The formula is (the interest rates for year 1 + year 2 + 0.4) / 2. Using Standard Chartered HDB loan as an example, the numbers are (2.75 + 3.25 + 0.4)/2 = 3.2 per cent.
Refinancing does not result in huge savings but it is worth it since the refinancing rates are lower than the alternative of paying the year 3 interest rates. On average, the savings is about 0.3 per cent. It means the savings is $750 per year for each $250K borrowed. For a $500K loan, the savings would be $1,500 per year.
HDB's rates are cheapest
HDB's 2.6 per cent concessionary rate loans are cheaper than any bank rates. They also have these 4 advantages:
a. HDB is considered to be more helpful should you hit on hard times and default on your home loan.
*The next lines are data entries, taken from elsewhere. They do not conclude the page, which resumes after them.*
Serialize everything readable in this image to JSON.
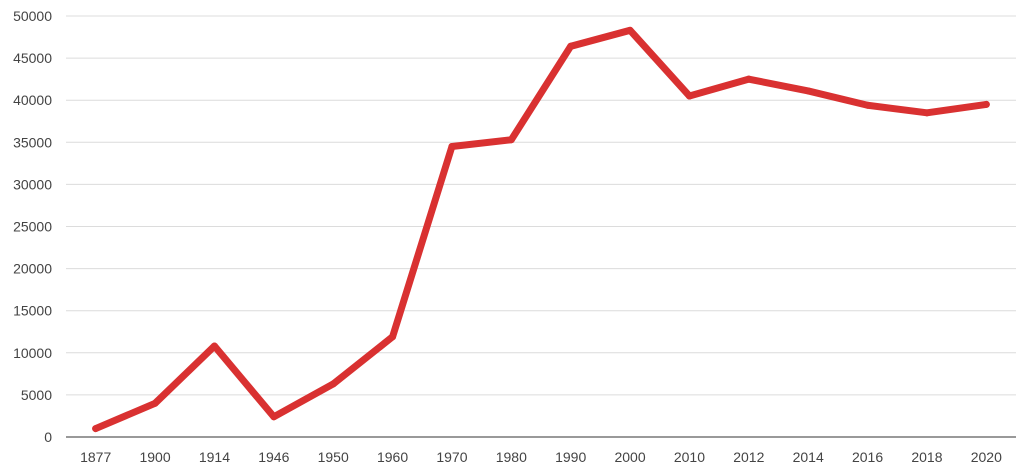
{
  "chart_data": {
    "type": "line",
    "title": "",
    "xlabel": "",
    "ylabel": "",
    "categories": [
      "1877",
      "1900",
      "1914",
      "1946",
      "1950",
      "1960",
      "1970",
      "1980",
      "1990",
      "2000",
      "2010",
      "2012",
      "2014",
      "2016",
      "2018",
      "2020"
    ],
    "series": [
      {
        "values": [
          1000,
          4000,
          10800,
          2400,
          6300,
          11900,
          34500,
          35300,
          46400,
          48300,
          40500,
          42500,
          41100,
          39400,
          38500,
          39500
        ],
        "color": "#d93131"
      }
    ],
    "ylim": [
      0,
      50000
    ],
    "yticks": [
      0,
      5000,
      10000,
      15000,
      20000,
      25000,
      30000,
      35000,
      40000,
      45000,
      50000
    ],
    "grid": true,
    "legend": "none"
  }
}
b. HDB adjusts interest rates slowly. This is helpful when rates are rising, as they are now.
c. HDB loans give flexibility. It is easy to take an HDB loan then switch to a bank loan. But you cannot take a bank loan and later refinance it with an HDB concessionary rate loan.
d. CPF rules require that bank borrowers pay 5 per cent of an HDB flat's purchase price in cash (from Jan 1, 2006). HDB loans do not have this cash requirement.